Enviada em 12/06/2021

O Brasil, sendo um país subdesenvolvido, espelha as características do grupo em que está incluído no que se refere ao mercado literário. Nesse contexto, Mário Quintana, poeta brasileiro, afirma que livros não mudam o mundo, mas mudam as pessoas. Sintetizando esse argumento com o panorama atual, observa-se que, com a possível aprovação da proposta de taxação de livros no país, uma sociedade que já é pouco leitora pode tornar-se menos ainda, o que colabora com a alienação social. Desse modo, é possível afirmar que essa ação resulta em um crescimento na desigualdade social e em uma população favorável ao desconhecimento.

Em primeira análise, percebe-se que a desigualdade no âmbito literário é recorrente em toda história brasileira. Um exemplo é o movimento do Romantismo, o qual chegou ao Brasil em 1836. O movimento era caracterizado pelo seu caráter elitista, ou seja, por estar disponível apenas à uma classe social privilegiada que possuía meios para adquirir as obras. Seguindo esse panorama histórico, segundo o veículo midiático “Guia do Estudante”, foi apenas em 1946, por meio de ações do escritor Jorge Amado, que os livros ficaram mais acessíveis. Nesse sentido, a possível taxação representa um retrocesso histórico, pois, dessa forma, menos pessoas terão acesso à cultura e ao conhecimento, assim como no passado.

Em segunda análise, o filósofo grego Sócrates defende em sua obra que a ignorância é o mal do homem.
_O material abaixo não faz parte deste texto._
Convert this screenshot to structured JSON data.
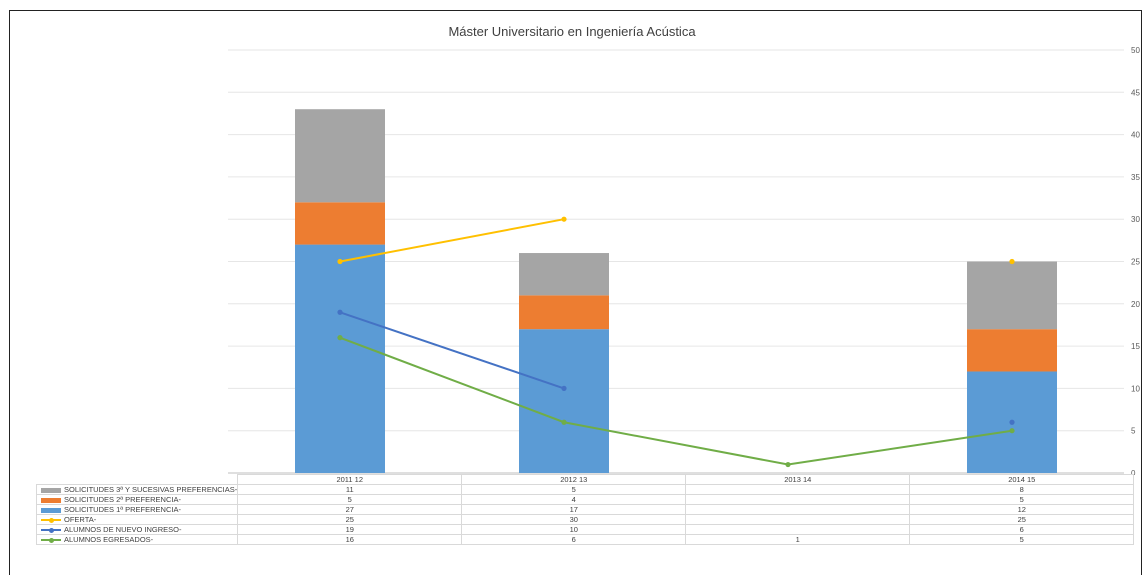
{
  "chart_data": {
    "type": "bar",
    "title": "Máster Universitario en Ingeniería Acústica",
    "categories": [
      "2011 12",
      "2012 13",
      "2013 14",
      "2014 15"
    ],
    "ylim": [
      0,
      50
    ],
    "yticks": [
      0,
      5,
      10,
      15,
      20,
      25,
      30,
      35,
      40,
      45,
      50
    ],
    "y_axis_side": "right",
    "grid": true,
    "legend_placement": "data-table-below",
    "stacked_bars": [
      {
        "name": "SOLICITUDES 1ª PREFERENCIA-",
        "color": "#5b9bd5",
        "values": [
          27,
          17,
          null,
          12
        ]
      },
      {
        "name": "SOLICITUDES 2ª PREFERENCIA-",
        "color": "#ed7d31",
        "values": [
          5,
          4,
          null,
          5
        ]
      },
      {
        "name": "SOLICITUDES 3ª Y SUCESIVAS PREFERENCIAS-",
        "color": "#a5a5a5",
        "values": [
          11,
          5,
          null,
          8
        ]
      }
    ],
    "lines": [
      {
        "name": "OFERTA-",
        "color": "#ffc000",
        "values": [
          25,
          30,
          null,
          25
        ]
      },
      {
        "name": "ALUMNOS DE NUEVO INGRESO-",
        "color": "#4472c4",
        "values": [
          19,
          10,
          null,
          6
        ]
      },
      {
        "name": "ALUMNOS EGRESADOS-",
        "color": "#70ad47",
        "values": [
          16,
          6,
          1,
          5
        ]
      }
    ],
    "table_rows": [
      {
        "name": "SOLICITUDES 3ª Y SUCESIVAS PREFERENCIAS-",
        "kind": "bar",
        "color": "#a5a5a5",
        "cells": [
          "11",
          "5",
          "",
          "8"
        ]
      },
      {
        "name": "SOLICITUDES 2ª PREFERENCIA-",
        "kind": "bar",
        "color": "#ed7d31",
        "cells": [
          "5",
          "4",
          "",
          "5"
        ]
      },
      {
        "name": "SOLICITUDES 1ª PREFERENCIA-",
        "kind": "bar",
        "color": "#5b9bd5",
        "cells": [
          "27",
          "17",
          "",
          "12"
        ]
      },
      {
        "name": "OFERTA-",
        "kind": "line",
        "color": "#ffc000",
        "cells": [
          "25",
          "30",
          "",
          "25"
        ]
      },
      {
        "name": "ALUMNOS DE NUEVO INGRESO-",
        "kind": "line",
        "color": "#4472c4",
        "cells": [
          "19",
          "10",
          "",
          "6"
        ]
      },
      {
        "name": "ALUMNOS EGRESADOS-",
        "kind": "line",
        "color": "#70ad47",
        "cells": [
          "16",
          "6",
          "1",
          "5"
        ]
      }
    ]
  }
}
Em síntese com a teoria socrática, é possível afirmar que os livros são agentes que propagam conhecimento, com isso, quanto maior o número de leitores, maior será a quantidade de conhecimento compartilhado, o que resulta em uma sociedade consciente. Entretanto, se o encarecimento dos livros for efetuado, uma parcela menor da população terá acesso a eles, o que corrobora com a ignorância e com a alienação. Além disso, a taxação dos livros é um risco para a cultura, para a educação e para a própria economia do país, pois uma sociedade privada de conhecimento é uma sociedade sem perspectiva de progresso.